In week 48 overleden 1 250 meer mensen dan verwacht
In de eerste week van december (week 48, 29 november tot en met 5 december 2021) overleden naar schatting 4 300 mensen. Dat zijn er ongeveer 1 250 meer dan verwacht. De sterfte is verhoogd onder alle leeftijden, en zowel onder Wlz-zorggebruikers als onder de overige bevolking. Dat meldt het CBS op basis van de voorlopige sterftecijfers per week.
Sinds begin augustus (week 31) ligt de sterfte boven de verwachte sterfte en ook bijna elke week buiten het interval van gewoonlijke fluctuaties, zodat er sprake was van oversterfte. Vanaf half oktober is het aantal overledenen wekelijks verder toegenomen.
In week 48 registreerde het RIVM 249 overleden COVID-19-patiënten (stand 7 december)
Sterfte bij Wlz-zorggebruikers gelijk gebleven
De sterfte bij mensen die zorg ontvingen in het kader van de Wet langdurige zorg (Wlz), zoals bewoners van verpleeghuizen en gehandicaptenzorginstellingen, bleef op basis van de schatting ongeveer gelijk in week 48. Er overleden bijna 1 700 Wlz-zorggebruikers, ongeveer 550 meer dan verwacht. Sinds week 42 (medio oktober) is er oversterfte onder Wlz-zorggebruikers.
De sterfte onder de overige bevolking nam op basis van de schatting verder toe in week 48. Er overleden ruim 2 600 mensen van de overige bevolking, ongeveer 700 meer dan verwacht.
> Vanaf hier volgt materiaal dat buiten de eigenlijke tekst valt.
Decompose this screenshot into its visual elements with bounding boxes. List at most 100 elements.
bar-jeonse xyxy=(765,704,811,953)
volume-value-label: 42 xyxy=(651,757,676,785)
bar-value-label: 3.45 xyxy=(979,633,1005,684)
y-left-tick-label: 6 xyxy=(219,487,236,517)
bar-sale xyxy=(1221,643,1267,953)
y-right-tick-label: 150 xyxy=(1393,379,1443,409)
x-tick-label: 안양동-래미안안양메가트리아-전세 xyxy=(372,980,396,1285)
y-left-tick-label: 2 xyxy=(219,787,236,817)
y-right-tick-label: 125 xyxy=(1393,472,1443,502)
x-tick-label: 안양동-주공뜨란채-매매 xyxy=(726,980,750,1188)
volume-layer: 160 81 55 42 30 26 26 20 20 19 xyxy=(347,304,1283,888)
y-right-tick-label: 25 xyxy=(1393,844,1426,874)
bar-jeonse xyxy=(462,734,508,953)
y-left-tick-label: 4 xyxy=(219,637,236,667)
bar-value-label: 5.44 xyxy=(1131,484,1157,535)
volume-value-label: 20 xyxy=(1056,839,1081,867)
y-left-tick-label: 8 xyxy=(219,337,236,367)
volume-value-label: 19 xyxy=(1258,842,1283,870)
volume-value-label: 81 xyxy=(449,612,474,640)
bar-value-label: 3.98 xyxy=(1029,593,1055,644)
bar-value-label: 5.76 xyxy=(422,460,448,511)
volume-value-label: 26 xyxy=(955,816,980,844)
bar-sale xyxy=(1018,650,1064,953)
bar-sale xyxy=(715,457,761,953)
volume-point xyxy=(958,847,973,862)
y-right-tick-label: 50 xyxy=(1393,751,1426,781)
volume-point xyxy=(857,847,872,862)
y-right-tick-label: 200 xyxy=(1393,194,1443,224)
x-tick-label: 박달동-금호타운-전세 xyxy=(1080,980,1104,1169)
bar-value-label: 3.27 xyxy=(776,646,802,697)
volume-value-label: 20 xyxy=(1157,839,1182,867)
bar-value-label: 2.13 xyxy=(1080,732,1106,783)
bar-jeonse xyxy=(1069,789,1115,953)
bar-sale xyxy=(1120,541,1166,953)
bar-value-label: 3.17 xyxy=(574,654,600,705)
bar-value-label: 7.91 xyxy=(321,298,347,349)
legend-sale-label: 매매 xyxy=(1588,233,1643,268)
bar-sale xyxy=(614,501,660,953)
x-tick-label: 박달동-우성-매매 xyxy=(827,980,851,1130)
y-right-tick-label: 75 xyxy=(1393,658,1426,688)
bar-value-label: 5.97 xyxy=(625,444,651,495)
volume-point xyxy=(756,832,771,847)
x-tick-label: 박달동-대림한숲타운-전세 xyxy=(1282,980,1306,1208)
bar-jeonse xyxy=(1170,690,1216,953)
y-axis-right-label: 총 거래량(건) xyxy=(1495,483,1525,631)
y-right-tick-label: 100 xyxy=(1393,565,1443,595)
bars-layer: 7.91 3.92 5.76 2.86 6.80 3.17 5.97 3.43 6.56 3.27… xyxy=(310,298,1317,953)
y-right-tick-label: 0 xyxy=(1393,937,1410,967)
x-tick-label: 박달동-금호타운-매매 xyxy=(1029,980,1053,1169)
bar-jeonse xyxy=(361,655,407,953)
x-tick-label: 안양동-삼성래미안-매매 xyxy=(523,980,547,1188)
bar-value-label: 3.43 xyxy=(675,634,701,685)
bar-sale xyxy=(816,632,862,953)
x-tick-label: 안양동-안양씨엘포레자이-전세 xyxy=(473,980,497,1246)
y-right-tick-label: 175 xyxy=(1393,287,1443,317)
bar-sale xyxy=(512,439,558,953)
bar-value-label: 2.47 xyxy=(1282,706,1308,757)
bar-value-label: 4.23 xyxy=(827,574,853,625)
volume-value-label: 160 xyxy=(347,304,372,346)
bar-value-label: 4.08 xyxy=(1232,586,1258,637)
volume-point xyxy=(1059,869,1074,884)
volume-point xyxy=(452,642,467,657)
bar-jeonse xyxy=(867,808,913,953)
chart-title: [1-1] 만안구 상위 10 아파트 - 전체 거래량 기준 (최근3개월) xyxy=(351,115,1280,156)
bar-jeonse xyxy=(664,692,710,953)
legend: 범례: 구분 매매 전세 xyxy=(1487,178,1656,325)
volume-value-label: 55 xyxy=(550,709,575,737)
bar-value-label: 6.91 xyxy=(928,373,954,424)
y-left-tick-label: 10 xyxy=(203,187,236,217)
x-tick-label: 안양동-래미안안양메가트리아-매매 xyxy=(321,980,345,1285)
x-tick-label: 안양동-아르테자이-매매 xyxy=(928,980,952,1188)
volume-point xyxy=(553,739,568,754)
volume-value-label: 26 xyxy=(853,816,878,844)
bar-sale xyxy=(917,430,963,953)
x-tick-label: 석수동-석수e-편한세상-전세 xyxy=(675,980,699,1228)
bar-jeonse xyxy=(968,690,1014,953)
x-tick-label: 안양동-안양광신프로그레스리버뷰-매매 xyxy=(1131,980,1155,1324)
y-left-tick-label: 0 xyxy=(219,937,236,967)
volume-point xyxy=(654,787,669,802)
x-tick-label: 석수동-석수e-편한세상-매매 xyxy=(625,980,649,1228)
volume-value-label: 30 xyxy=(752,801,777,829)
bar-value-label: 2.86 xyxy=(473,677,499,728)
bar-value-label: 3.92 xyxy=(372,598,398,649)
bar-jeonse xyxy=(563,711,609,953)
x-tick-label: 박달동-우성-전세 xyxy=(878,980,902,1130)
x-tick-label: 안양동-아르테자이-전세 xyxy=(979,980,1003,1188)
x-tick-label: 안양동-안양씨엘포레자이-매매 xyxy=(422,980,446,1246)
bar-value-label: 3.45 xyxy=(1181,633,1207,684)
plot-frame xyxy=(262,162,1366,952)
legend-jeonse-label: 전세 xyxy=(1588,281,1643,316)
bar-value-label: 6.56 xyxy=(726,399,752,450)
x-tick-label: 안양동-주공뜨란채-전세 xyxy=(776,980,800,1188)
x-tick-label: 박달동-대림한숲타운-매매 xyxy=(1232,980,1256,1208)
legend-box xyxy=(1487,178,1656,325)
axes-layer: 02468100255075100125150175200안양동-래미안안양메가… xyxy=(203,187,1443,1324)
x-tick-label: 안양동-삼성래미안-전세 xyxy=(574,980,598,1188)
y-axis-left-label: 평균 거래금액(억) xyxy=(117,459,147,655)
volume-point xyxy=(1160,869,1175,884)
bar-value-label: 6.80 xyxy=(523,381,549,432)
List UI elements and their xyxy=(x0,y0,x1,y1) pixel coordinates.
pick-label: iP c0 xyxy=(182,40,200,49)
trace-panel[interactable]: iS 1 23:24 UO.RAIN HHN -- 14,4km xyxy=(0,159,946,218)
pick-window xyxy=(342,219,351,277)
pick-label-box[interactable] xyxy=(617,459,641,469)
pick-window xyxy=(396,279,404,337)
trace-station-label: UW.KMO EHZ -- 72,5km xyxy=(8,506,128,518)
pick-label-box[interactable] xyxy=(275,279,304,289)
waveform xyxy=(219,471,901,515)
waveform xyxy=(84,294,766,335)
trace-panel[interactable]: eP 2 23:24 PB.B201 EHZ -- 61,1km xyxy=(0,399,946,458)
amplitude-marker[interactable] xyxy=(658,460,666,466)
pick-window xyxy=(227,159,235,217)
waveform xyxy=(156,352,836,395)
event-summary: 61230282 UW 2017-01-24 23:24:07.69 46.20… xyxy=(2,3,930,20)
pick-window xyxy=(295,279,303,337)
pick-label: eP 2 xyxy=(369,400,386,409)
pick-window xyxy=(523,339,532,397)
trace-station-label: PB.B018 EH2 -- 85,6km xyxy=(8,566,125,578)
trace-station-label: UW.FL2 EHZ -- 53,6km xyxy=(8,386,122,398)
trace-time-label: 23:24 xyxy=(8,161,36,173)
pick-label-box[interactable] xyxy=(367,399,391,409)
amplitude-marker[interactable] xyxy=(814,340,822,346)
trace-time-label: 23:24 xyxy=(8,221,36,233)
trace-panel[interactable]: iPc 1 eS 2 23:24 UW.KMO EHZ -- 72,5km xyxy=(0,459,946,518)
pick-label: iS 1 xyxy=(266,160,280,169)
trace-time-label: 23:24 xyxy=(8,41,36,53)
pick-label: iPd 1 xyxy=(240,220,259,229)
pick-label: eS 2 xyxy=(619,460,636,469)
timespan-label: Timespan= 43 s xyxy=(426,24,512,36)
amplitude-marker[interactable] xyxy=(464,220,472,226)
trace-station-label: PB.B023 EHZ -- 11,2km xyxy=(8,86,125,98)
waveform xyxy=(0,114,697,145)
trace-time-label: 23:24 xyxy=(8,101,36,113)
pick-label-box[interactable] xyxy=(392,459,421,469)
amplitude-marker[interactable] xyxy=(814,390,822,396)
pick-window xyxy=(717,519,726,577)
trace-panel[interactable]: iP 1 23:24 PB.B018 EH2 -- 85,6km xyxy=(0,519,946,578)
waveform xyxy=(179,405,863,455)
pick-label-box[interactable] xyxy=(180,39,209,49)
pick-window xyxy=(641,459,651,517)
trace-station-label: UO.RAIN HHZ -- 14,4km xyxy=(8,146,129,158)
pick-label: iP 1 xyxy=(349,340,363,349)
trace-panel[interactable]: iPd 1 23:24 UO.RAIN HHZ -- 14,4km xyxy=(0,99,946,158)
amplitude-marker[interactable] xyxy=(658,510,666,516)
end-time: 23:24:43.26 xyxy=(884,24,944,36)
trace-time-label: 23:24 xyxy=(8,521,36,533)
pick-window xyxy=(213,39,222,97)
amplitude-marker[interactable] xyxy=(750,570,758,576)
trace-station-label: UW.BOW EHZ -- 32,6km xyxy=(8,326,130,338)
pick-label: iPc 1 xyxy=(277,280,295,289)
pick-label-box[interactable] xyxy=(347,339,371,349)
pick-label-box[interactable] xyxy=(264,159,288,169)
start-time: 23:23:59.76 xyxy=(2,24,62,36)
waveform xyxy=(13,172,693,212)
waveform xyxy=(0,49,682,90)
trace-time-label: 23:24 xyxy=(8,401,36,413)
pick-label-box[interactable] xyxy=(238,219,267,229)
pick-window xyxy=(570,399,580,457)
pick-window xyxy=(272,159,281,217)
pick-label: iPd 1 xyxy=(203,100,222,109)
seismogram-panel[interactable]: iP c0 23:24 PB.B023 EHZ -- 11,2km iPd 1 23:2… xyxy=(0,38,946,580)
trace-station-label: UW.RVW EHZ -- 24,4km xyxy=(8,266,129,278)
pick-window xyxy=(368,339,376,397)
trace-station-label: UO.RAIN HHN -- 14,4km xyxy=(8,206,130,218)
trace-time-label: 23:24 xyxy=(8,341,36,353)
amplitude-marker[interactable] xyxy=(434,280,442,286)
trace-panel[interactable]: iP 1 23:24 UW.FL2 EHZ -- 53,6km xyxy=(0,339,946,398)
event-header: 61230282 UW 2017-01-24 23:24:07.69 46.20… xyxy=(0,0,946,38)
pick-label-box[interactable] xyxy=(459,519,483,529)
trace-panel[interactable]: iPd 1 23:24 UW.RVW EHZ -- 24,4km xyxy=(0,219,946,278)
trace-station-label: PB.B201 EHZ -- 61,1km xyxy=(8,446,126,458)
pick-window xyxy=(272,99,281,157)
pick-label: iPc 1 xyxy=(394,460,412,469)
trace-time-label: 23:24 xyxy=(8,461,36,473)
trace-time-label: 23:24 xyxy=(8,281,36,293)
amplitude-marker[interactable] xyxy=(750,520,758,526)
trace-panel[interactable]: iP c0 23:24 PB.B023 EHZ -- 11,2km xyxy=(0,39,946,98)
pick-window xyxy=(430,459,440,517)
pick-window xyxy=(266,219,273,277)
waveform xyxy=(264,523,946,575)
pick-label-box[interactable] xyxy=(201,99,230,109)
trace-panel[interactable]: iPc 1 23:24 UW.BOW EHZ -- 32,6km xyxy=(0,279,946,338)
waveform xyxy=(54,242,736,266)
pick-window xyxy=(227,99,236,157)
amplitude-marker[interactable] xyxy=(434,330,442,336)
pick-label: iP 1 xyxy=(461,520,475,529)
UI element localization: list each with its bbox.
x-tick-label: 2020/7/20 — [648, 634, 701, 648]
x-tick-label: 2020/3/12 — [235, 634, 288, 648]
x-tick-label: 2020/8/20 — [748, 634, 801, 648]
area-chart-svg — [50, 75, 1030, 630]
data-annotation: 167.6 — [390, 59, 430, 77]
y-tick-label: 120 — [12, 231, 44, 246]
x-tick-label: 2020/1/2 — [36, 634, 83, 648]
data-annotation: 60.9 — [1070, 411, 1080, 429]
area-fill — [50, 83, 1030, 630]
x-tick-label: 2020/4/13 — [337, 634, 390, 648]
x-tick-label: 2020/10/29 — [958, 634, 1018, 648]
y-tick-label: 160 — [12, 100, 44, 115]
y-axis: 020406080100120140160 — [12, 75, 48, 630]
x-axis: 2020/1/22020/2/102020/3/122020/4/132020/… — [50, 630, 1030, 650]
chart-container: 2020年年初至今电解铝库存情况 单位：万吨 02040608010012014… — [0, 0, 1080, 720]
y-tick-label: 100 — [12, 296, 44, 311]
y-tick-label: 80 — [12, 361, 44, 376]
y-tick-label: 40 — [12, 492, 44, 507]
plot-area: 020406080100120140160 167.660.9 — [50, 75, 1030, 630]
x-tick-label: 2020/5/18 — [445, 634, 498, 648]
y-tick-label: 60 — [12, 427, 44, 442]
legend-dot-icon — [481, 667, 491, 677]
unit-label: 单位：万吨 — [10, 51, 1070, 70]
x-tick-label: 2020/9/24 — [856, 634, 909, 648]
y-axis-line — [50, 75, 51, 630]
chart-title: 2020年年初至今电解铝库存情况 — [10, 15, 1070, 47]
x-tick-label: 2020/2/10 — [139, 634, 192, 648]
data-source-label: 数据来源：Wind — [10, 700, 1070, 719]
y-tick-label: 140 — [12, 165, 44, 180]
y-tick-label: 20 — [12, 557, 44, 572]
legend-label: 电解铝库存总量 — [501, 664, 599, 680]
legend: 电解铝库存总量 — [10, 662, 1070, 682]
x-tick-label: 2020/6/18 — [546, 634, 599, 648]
Ook onder deze groep is er oversterfte sinds week 42, maar ook in enkele weken ervoor was er al sprake van oversterfte.
In week 48 oversterfte in alle leeftijdsgroepen
Op basis van de schatting nam de sterfte in week 48 toe onder 65-plussers. Er is oversterfte in alle leeftijdsgroepen.
In week 48 overleden naar schatting 2 550 mensen van 80 jaar en ouder. Dat zijn er ongeveer 850 meer dan verwacht voor deze periode. Sinds week 42 is er oversterfte bij deze leeftijdsgroep. Ook in week 36, 39 en 40 was er oversterfte.
Onder mensen van 65 tot 80 jaar overleden in week 48 naar schatting 1 300 mensen, ongeveer 350 meer dan verwacht. Ook in deze leeftijdsgroep is er oversterfte sinds week 42. Daarvoor was er vanaf week 30 oversterfte in de helft van de weken.
Onder mensen jonger dan 65 jaar was de sterfte in week 48 naar schatting 475, ruim 50 meer dan verwacht. Net als in de week ervoor was er oversterfte, evenals in week 44, 45 en 34 tot en met 36, maar in de overige weken in het najaar niet.